SD: Global warming: myth or manmade disaster?

TM: Global warming: real. Manmade: partly. There's a real temptation to point to things like our latest hurricane season and say, "See? This is all because of global warming." Well, in truth, the hurricanes have been stronger because it's been warmer, but what sometimes gets left out of that equation is that warming trends are cyclical, and we are in a warm cycle right now. Have we made this cycle worse than it might have been? Probably. And that's where the manmade global warming comes in.

SD: I've watched you since you took over for Bird. You never seem to put on a pound or age a day. Special effects, or one of those chambers Michael Jackson used -- what's your secret?

TM: Actually, the credit goes to the new cameras at WPTZ. In real life, I'm balding, very wrinkly and 270 pounds.

SD: How do you decide between "partly sunny" and "partly cloudy?" Kind of one of those "the glass is half empty" things, isn't it?

TM: It is. I'm a "glass is half full" kinda guy. I'll say partly sunny every time. Although, it doesn't work that well at night.

SD: Al Roker or Willard Scott?

TM: Roker. Back in 2001, when we had that huge March snowstorm, I appeared live on "The Today Show," standing on a huge snowbank. After that live shot, Al had his talent agent call me to say nice job. I thought that was cool.

SD: Be honest: Have you ever been tempted to use the power of the StormTracker 5000 for evil?

TM: Oh, no.

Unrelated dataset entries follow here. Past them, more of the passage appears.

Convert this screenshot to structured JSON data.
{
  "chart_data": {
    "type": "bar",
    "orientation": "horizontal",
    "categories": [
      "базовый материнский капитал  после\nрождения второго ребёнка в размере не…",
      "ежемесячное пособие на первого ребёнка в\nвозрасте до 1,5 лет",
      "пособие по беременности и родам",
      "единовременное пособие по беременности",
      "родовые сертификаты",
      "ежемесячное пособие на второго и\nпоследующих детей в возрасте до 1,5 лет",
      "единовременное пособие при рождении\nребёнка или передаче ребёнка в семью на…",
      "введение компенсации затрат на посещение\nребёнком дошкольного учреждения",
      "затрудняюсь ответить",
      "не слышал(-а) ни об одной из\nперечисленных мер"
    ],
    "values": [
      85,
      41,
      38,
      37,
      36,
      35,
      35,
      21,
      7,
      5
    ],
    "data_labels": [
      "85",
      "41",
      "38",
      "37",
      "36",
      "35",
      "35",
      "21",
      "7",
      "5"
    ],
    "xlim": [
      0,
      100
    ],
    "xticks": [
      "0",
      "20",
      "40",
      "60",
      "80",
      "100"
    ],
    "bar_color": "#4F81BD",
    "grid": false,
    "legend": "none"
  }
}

We're all about good at NewsChannel 5.

SD: I like the fact that new technology like that Super Doppler setup you have has made it possible to replace old-fashioned "forecasts" with "futurecasts." Have you checked to see if that thing can be set to spit out winning Megabucks numbers? Or maybe it could tell us who'll be the next mayor of Burlington.

TM: Hmm, not sure, but I'll give it a try. If you see election results on the news the night before Town Meeting Day, you'll know I was successful.

SD: What's your favorite weather movie? Twister, The Day After Tomorrow, The Ice Storm? There are lots of them . . .

TM: Definitely Twister. Where else can you see flying cows?

[Full disclosure: Rick Kisonak's "Art Patrol" movie review is on WPTZ Channel 5.]